By Geoffrey Huntley in AI — 13 Apr 2025

I dream about AI subagents; they whisper to me while I'm asleep

In a previous post, I shared about "real context window" sizes and "advertised context window sizes"

Claude 3.7’s advertised context window is 200k, but I've noticed that the quality of output clips at the 147k-152k mark. Regardless of which agent is used, when clipping occurs, tool call to tool call invocation starts to fail

The short version is that we are in another era of "640kb should be enough for anyone," and folks need to start thinking about how the current generation of context windows is similar to RAM on a computer in the 1980s until such time that DOS=HIGH,UMB becomes a thing...

LLM context windows are like RAM in an IBM 8086 XT and are a precious resource, but engineers and developer tooling companies do not treat them as such.
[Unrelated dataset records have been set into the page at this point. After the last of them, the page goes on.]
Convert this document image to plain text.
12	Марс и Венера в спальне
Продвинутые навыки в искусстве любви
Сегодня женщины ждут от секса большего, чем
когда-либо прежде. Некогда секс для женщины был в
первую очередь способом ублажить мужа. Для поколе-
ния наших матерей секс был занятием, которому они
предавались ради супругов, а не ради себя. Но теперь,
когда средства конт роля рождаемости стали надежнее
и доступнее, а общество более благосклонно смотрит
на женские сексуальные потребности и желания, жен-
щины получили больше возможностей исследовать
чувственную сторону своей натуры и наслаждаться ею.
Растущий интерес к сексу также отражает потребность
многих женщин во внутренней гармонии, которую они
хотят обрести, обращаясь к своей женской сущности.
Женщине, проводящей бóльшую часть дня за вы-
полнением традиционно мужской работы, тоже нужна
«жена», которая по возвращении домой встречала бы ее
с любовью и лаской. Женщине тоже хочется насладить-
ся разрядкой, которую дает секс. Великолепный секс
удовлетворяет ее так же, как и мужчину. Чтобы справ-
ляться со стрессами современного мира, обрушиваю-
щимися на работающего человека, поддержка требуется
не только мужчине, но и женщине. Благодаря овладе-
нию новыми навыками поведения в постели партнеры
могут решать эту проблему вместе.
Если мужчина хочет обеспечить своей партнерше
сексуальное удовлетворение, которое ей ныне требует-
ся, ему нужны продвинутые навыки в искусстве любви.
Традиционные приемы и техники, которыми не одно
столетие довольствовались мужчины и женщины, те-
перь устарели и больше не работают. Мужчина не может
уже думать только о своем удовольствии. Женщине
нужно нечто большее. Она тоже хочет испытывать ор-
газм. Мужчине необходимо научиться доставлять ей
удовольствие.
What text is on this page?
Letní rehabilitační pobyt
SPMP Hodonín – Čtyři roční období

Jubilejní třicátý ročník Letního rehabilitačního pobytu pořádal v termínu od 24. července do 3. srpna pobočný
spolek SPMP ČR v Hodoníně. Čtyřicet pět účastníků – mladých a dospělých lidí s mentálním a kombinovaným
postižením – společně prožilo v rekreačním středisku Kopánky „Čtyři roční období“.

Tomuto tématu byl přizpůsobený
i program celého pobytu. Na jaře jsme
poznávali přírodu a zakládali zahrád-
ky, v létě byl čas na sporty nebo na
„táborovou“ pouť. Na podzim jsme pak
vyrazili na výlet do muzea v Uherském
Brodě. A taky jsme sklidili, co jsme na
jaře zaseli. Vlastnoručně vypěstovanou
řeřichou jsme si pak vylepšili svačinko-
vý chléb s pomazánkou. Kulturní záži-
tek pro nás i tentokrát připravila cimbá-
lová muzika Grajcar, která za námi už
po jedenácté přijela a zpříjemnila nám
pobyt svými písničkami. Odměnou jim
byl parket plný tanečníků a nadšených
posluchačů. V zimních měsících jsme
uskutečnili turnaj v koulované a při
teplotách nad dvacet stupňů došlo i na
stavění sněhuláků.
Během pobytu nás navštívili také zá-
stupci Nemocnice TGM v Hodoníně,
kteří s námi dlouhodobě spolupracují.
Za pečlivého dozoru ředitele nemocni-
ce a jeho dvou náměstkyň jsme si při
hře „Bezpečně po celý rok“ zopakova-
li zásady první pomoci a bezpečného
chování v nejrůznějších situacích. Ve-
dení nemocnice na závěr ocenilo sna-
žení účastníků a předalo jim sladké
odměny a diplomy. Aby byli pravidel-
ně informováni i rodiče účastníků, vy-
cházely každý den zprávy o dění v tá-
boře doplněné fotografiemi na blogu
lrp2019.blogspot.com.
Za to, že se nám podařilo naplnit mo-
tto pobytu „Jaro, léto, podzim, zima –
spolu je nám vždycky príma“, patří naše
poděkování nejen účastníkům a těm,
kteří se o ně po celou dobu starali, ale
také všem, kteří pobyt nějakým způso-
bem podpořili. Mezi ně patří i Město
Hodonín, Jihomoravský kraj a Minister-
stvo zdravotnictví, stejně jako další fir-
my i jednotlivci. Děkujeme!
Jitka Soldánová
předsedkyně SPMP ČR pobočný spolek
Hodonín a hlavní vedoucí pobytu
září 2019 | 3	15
The current generation of coding agents work via a tight evaluation loop of tool calls to tool calls that operate within a single context window (ie. RAM). However, the problem with this design is that when an LLM provides a bad outcome, the coding assistants/agents' death spiral and brute force on the main context window which consumes precious resources as it tries to figure out the next steps.

the current generation of software development agents works like this. it's not great (tm)

However, I've been thinking: What if an agent could spawn a new agent and clone the context window? If such a thing were possible, it would enable an agent to spawn a sub-agent. The main agent would pause, wait for the sub-agent to burn through its own context window (ie. SWAP), and then provide concrete next steps for the primary agent.

i suspect next generation agents will look something like this under the hood

It's theoretical right now, and I haven't looked into it. Still, I dream of the possibility that in the future, software development agents will not waste precious context (RAM) and enter a death spiral on the main thread.